When O’Brien swung his arm in minute one, it was exactly the reaction the Stade lock was after. His only problem was that there was no reaction from the referee to make for an immediate pay-off.
Here’s just one example of Pape’s off-the-ball influence from the second half of the game when O’Brien (7) is waiting to carry in the lead-up to Rob Kearney’s try.
Having already forced O’Brien into an extremely rash reaction, Pape (4) takes this opportunity on a ‘lazy run’ back from an offside position to disrupt the openside by dragging him out of a position where he is set to carry. If he times it a little better, O’Brien knocks on or Conor Murray’s pass goes to ground because his target has moved.

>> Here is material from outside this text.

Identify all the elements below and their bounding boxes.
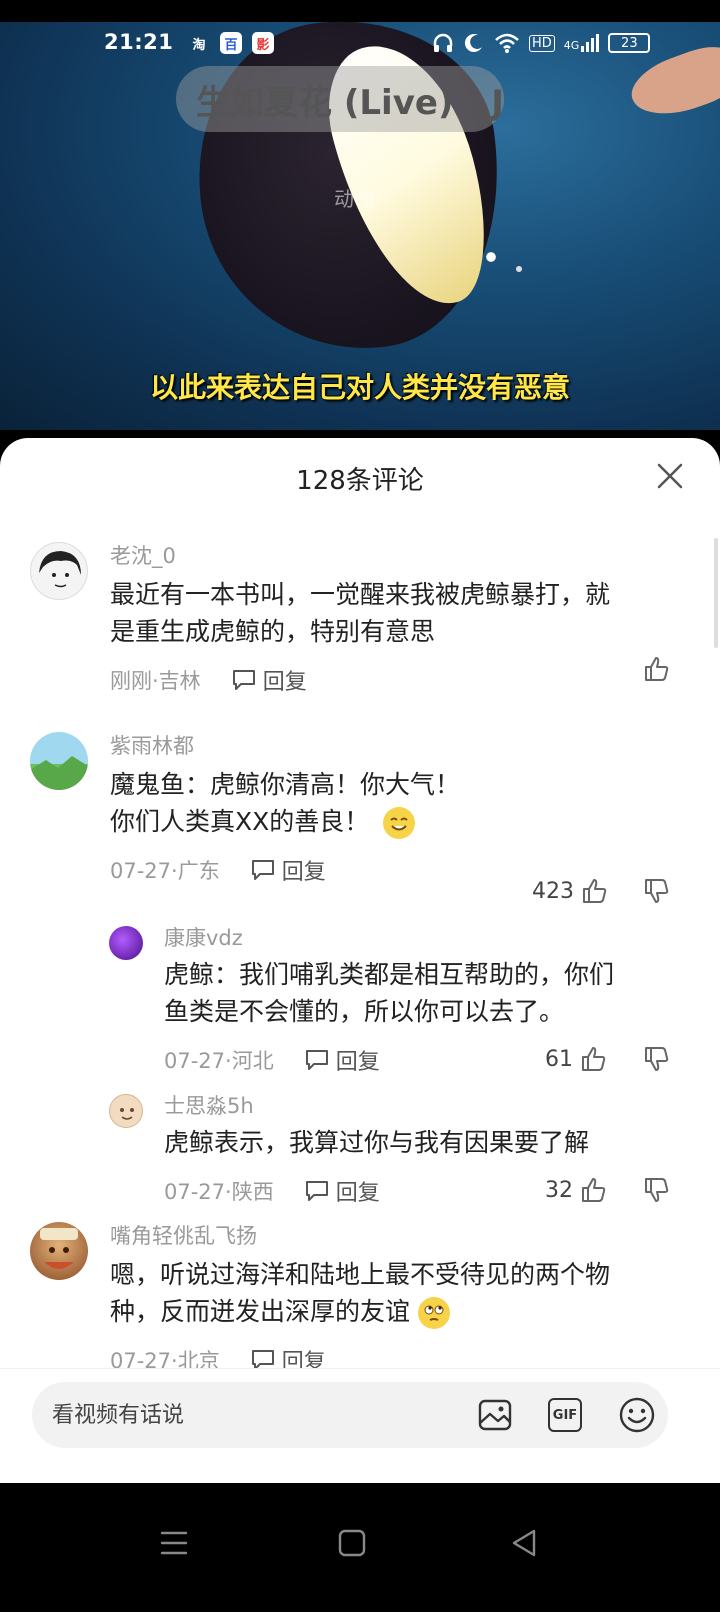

This happened in the second half, so of course it’s not a mitigating factor or an excuse for O’Brien losing the head, but we can certainly understand the frustration if you are to come up against the same player time and again.
O’Brien’s reaction was short, sharp and towards one of the least fragile sections of the body. It’s infinitely preferable to a finger in the eye, but he will take the bitter ( yet deserved) medicine of being banned from a Rugby World Cup quarter-final.
Pape and his tender xiphisternum will be back under the Millennium Stadium roof prodding and provoking a new opponent.